Я взяла мешок для мусора и пошла в спальню. Стол был высоким, сделанным из дуба. На столешнице до сих пор стояли баночки с гелем для укладки, средство для снятия лака и шкатулка с украшениями. Я открыла верхний ящик. Там царил беспорядок. Сюда Ли складывала все, что должна была уже давно выбросить. Сувенирный шарф из Англии с изображением принцессы Дианы, старые дискеты, маникюрные ножницы, клеящие карандаши… Второй ящик мало чем отличался от первого. Наручные часы в продолговатой коробочке, которые никто так и не распаковал. Семейные фотографии в конвертах. И фотоальбом с красными и розовыми сердечками на обложке также запечатанный в пленку, словно его купили несколько дней назад.
Я села на кровать, и разорвала пленку.

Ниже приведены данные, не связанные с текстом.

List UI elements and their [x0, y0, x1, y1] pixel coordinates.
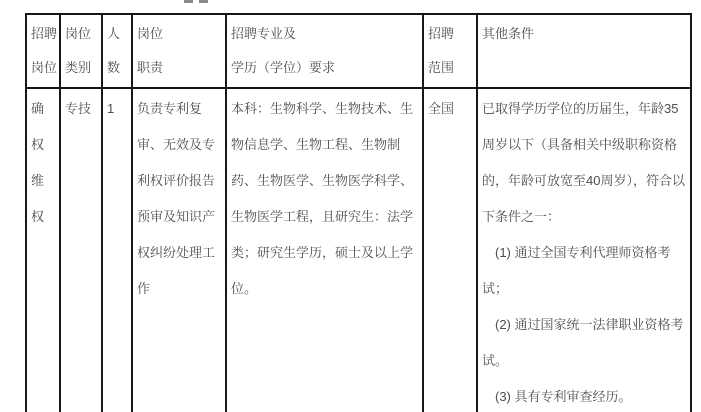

Книга сохранила свежий приятный запах полиграфии. Я рассовала фотографии по пластиковым кармашкам. Почти на каждой из них были запечатлены Ли, Эмма или Бэн. Но я с радостью обнаружила также несколько фотографий Коко, а также свою, с выпускного вечера.
Затем я добралась и до шкатулки с драгоценностями. Внутри оказался рисунок Эммы. Тот, который я нашла в ящике для белья, где они с Ли держались за руки. Я выкрутила клеящий карандаш — странно, что он не высох — и пристроила рисунок на внутреннюю обложку. Расправила по краям, чтобы он не морщился. Получилось неплохо.

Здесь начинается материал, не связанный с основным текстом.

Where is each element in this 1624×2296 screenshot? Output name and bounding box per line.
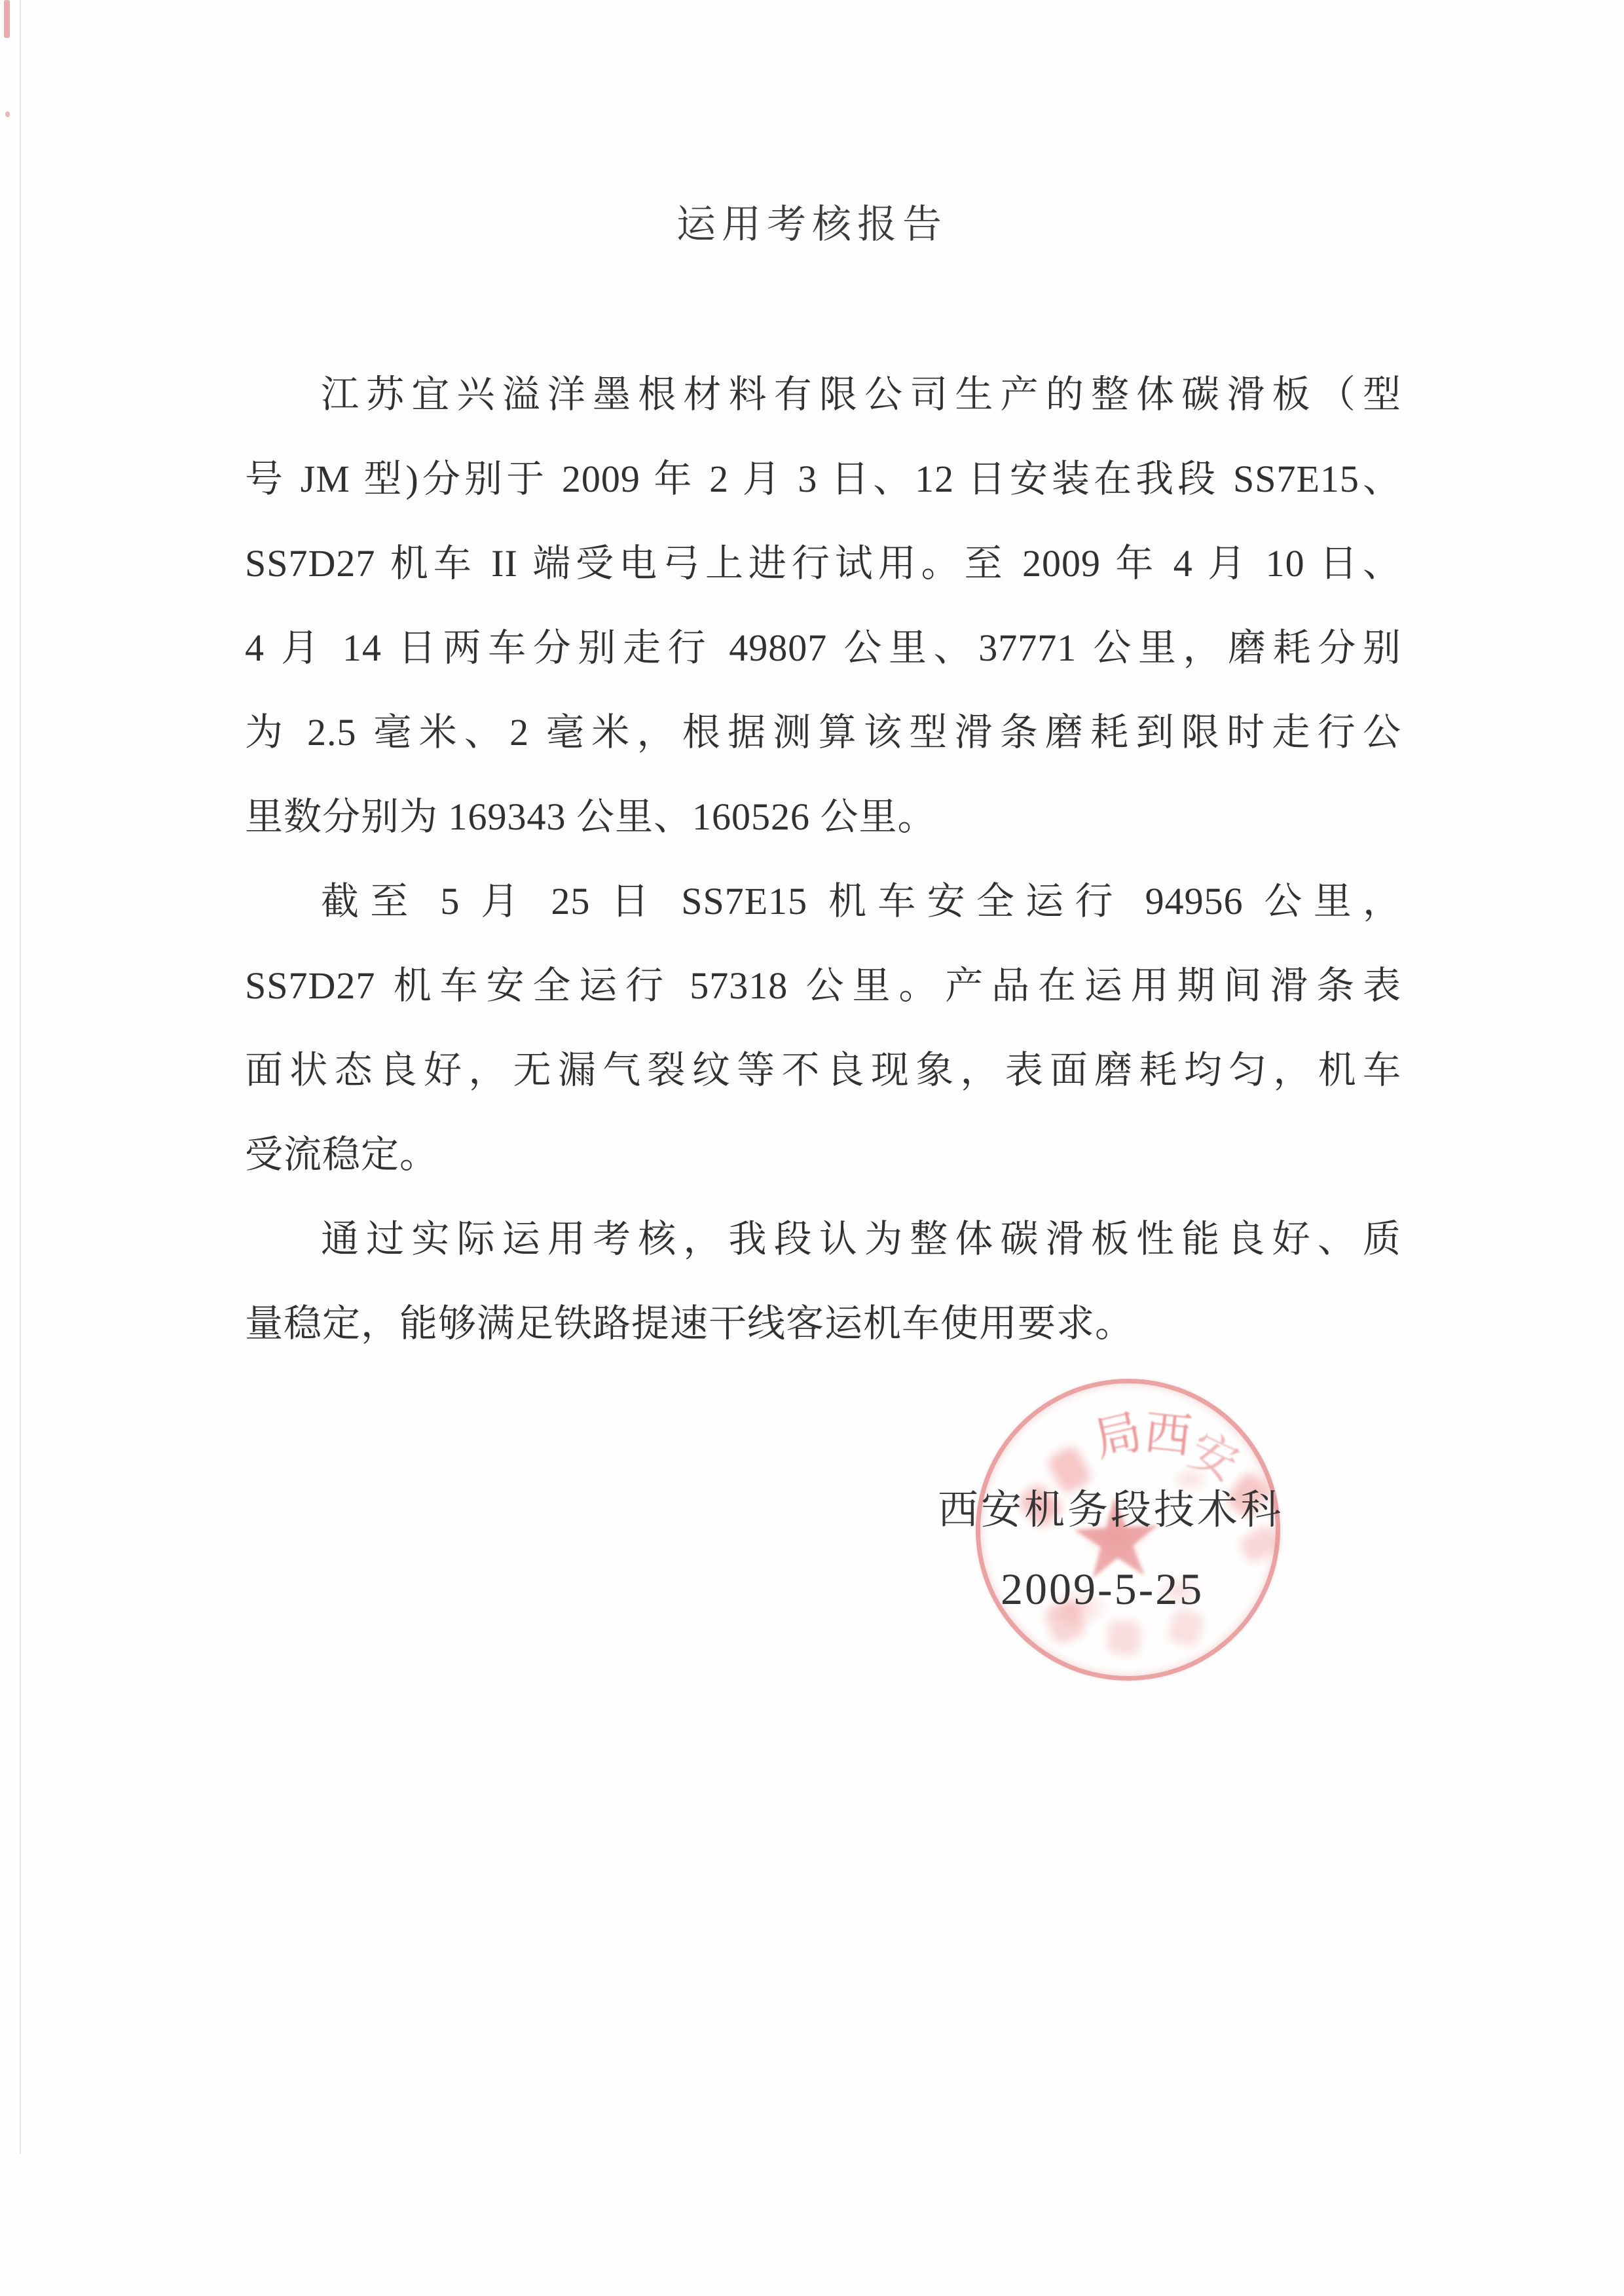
signature-unit: 西安机务段技术科 bbox=[938, 1477, 1283, 1535]
body-line: SS7D27 机车 II 端受电弓上进行试用。至 2009 年 4 月 10 日… bbox=[245, 521, 1401, 606]
body-line: SS7D27 机车安全运行 57318 公里。产品在运用期间滑条表 bbox=[245, 943, 1401, 1028]
body-line: 里数分别为 169343 公里、160526 公里。 bbox=[245, 774, 1401, 859]
scanned-report-page: { "doc": { "title": "运用考核报告", "lines": [… bbox=[0, 0, 1624, 2296]
scan-artifact bbox=[4, 0, 10, 38]
body-line: 为 2.5 毫米、2 毫米，根据测算该型滑条磨耗到限时走行公 bbox=[245, 690, 1401, 774]
body-line: 通过实际运用考核，我段认为整体碳滑板性能良好、质 bbox=[245, 1197, 1401, 1281]
document-body: 江苏宜兴溢洋墨根材料有限公司生产的整体碳滑板（型 号 JM 型)分别于 2009… bbox=[245, 352, 1401, 1366]
scan-artifact bbox=[5, 111, 10, 117]
stamp-arc-glyph: 局 bbox=[1090, 1408, 1146, 1464]
body-line: 面状态良好，无漏气裂纹等不良现象，表面磨耗均匀，机车 bbox=[245, 1028, 1401, 1112]
stamp-blurred-character bbox=[1107, 1620, 1141, 1656]
scan-edge-shadow bbox=[20, 0, 21, 2154]
document-title: 运用考核报告 bbox=[0, 193, 1624, 249]
body-line: 受流稳定。 bbox=[245, 1112, 1401, 1197]
body-line: 号 JM 型)分别于 2009 年 2 月 3 日、12 日安装在我段 SS7E… bbox=[245, 437, 1401, 521]
signature-date: 2009-5-25 bbox=[1001, 1563, 1204, 1615]
body-line: 量稳定，能够满足铁路提速干线客运机车使用要求。 bbox=[245, 1281, 1401, 1366]
stamp-arc-glyph: 西 bbox=[1142, 1409, 1194, 1461]
body-line: 截至 5 月 25 日 SS7E15 机车安全运行 94956 公里， bbox=[245, 859, 1401, 943]
body-line: 4 月 14 日两车分别走行 49807 公里、37771 公里，磨耗分别 bbox=[245, 606, 1401, 690]
body-line: 江苏宜兴溢洋墨根材料有限公司生产的整体碳滑板（型 bbox=[245, 352, 1401, 437]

Я встала, чувствуя, как кровь приливает к голове, чуть постояла на месте, справляясь с головокружением и, прижав альбом к груди. Затем сделала глубокий вдох — вот уж не думала, что буду так волноваться, перед тем как показать его Эмме, — и заставила себя пойти в гостиную.
Она все так же сидела на диване. На щеке ее красовался огромный красный прыщ. Слава Богу, что я уже вышла из этого возраста. Представляю, сколько литров всевозможных лосьонов ей приходилось выливать на лицо каждое утро. По телевизору повторяли сериал «Друзья».
— Я нашла этот альбом в ящике стола твоей матери, — сказала я. — А еще там было много отдельных фотографий, так что я решила совместить свои находки.
Я протянула ей альбом. Она взглянула на него. Мне показалось, что сейчас она, не говоря ни слова, откажется смотреть, что там внутри. Но потом ее нос и щеки покраснели, а это значило, что она призывает на помощь все силы, чтобы не расплакаться.
Я устроилась рядом с ней на диване. Она открыла альбом. Увидела собственный рисунок. И тут же захлопнула книгу.
Мне вдруг стало неловко. Наверное, я совершила ошибку. Но тут она наклонилась ко мне, положила голову мне на колени, свернулась клубочком и, не выпуская альбом из рук, зарыдала.
Секунд двадцать я держалась. Думала, что должна быть сильной и утешить ее по праву старшей. Но вместо этого взъерошила ей волосы так, как когда-то делала моя бабушка, когда я так же прижималась к ней в отсутствие Коко, и дала волю слезам.